Lawsuits Involving Talcum Powder and Ovarian Cancer on the Rise

Thousands of women with ovarian cancer have come forward to file lawsuits against the giant product manufacturer Johnson & Johnson (J&J). These women are claiming that baby powder was the cause of their disease and cited a long trail of studies connecting talc to ovarian cancer. In 1971, research scientists in Wales found particles of talc embedded in ovarian and cervical tumors, The New York Times reports.

Numerous studies since have linked genital talc use with ovarian cancer. A report in May 2016 said that genital use of powder among African-American women is linked with a 44 percent increased risk for epithelial ovarian cancer, according to the Times.

J&J was hit with two multimillion-dollar jury awards in recent months. One verdict is for $55 million in damages awarded to a cancer survivor in early May and a $72 million award was given in February.

Talc is a clay mineral composed of magnesium and silicon. It is often used in cosmetic products as it absorbs moisture, prevents caking, and is known for its softness. It is an additive in tablets, chewing gum, and some rice. It is often mined near asbestos, a known carcinogen, and manufacturers must take care to avoid contamination. Some women use the powder to prevent chafing on their inner thighs, and some sprinkle it in their underwear to stay “fresh” and dry.
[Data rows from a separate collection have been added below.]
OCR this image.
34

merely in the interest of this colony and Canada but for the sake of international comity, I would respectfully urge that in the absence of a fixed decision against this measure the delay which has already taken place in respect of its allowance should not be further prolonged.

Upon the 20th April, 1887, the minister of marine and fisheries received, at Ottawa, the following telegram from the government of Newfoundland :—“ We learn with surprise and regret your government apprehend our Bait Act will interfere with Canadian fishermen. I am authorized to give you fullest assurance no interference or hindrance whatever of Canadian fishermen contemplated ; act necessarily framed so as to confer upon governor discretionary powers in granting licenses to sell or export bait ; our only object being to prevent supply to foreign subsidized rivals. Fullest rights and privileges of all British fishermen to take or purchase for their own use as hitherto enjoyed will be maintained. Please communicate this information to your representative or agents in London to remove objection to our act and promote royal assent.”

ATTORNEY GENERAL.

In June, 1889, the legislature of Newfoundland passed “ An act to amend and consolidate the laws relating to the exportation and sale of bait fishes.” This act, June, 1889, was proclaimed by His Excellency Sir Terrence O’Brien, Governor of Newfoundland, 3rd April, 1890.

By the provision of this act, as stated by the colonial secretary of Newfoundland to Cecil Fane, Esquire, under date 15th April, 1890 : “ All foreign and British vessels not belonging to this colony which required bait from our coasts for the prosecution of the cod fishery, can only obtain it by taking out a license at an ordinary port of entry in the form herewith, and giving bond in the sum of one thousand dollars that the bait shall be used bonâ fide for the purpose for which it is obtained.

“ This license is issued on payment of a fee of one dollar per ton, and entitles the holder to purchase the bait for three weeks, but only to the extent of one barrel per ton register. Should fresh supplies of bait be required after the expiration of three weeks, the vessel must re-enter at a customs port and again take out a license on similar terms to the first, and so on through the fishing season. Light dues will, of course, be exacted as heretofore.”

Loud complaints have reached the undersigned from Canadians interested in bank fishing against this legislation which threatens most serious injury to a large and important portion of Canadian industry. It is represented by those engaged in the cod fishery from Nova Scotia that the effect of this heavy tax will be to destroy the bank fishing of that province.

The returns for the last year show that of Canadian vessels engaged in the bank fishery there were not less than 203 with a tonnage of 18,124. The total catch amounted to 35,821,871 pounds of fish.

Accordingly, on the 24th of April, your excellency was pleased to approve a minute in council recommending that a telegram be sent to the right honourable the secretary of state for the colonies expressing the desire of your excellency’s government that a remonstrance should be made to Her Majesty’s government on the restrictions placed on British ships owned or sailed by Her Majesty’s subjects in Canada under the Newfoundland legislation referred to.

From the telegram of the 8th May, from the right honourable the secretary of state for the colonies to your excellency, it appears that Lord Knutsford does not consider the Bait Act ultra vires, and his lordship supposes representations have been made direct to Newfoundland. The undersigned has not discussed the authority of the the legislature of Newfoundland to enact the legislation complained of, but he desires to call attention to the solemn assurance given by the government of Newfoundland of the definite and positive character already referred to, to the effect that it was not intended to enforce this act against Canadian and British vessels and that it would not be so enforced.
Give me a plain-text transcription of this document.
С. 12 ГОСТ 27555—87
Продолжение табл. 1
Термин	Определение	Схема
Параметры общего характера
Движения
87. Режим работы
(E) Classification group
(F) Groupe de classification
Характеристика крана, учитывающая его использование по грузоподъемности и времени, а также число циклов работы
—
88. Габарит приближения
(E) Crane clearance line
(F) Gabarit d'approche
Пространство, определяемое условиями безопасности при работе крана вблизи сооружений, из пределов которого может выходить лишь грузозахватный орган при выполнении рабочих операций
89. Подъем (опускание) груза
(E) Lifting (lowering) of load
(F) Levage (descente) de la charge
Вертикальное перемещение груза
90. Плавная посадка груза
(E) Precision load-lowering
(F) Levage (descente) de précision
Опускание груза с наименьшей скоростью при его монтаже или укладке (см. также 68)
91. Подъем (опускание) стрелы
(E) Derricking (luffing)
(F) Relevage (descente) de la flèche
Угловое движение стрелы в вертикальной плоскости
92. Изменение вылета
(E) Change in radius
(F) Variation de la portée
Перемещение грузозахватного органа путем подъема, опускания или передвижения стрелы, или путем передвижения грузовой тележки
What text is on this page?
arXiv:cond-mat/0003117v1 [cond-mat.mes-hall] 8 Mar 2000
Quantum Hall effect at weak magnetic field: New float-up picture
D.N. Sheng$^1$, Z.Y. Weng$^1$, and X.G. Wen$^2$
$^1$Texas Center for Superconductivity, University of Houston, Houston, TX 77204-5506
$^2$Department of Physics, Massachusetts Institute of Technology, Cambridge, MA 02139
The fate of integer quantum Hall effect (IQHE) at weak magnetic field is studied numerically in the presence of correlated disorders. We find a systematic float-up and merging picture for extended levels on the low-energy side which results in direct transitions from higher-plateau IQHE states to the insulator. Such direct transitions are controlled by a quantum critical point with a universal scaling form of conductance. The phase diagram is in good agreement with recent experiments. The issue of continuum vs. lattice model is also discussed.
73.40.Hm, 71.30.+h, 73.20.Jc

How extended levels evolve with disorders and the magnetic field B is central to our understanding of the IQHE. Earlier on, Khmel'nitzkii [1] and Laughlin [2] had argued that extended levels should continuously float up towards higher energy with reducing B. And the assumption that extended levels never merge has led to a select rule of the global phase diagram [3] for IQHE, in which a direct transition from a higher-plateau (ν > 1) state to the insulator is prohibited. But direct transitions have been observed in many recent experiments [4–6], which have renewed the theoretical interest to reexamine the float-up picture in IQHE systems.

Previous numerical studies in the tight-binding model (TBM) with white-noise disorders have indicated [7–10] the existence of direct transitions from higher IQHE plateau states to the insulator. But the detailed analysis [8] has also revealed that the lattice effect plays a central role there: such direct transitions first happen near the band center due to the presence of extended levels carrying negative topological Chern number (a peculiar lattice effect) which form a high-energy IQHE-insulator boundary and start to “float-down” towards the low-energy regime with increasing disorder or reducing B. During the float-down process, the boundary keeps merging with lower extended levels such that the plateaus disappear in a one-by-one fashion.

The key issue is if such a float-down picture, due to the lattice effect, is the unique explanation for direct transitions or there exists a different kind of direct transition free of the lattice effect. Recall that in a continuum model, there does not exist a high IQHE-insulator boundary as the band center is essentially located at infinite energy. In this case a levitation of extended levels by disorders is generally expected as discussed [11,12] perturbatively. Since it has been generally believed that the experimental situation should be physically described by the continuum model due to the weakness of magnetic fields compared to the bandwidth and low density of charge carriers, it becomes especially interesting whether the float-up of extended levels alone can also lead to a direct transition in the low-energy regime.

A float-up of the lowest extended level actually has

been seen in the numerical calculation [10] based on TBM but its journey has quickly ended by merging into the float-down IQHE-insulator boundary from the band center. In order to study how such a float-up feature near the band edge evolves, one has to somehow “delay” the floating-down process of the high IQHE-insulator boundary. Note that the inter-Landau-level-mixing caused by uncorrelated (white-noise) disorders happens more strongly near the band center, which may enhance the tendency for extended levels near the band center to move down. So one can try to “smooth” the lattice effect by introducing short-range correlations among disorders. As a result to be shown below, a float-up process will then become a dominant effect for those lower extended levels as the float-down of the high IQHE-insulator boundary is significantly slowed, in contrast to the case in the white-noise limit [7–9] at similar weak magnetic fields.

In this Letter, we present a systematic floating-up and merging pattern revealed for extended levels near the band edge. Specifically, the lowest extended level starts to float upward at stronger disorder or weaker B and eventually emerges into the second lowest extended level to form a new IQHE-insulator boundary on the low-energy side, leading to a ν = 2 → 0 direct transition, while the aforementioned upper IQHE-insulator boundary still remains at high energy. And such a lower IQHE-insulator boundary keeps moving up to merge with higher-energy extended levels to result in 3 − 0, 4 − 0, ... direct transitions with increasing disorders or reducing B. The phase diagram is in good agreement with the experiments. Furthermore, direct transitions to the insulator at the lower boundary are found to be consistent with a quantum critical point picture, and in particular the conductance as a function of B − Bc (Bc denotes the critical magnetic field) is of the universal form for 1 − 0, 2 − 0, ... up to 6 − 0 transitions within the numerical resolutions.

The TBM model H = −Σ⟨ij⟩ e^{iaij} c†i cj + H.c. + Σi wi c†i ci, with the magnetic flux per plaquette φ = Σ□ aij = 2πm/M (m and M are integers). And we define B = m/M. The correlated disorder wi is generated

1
A catchy jingle in the 1980s promised “a sprinkle a day helps keep odor away,” reports the Times.

A Harvard professor, Dr. Daniel W. Cramer and his colleagues in 1982, compared 215 women with ovarian cancer and 215 healthy women serving as a control group. Compared with nonusers, women who used the talc were at nearly twice the risk for ovarian cancer, and those who used it on a regular basis were at more than three times the relative risk, according to the Times.

“Talcum powder is an interesting case, because it’s not something that’s necessary,” said Dr. Anne McTiernan, an epidemiologist with the Fred Hutchinson Cancer Research Center in Seattle. “If there’s any doubt, why should anyone use it?”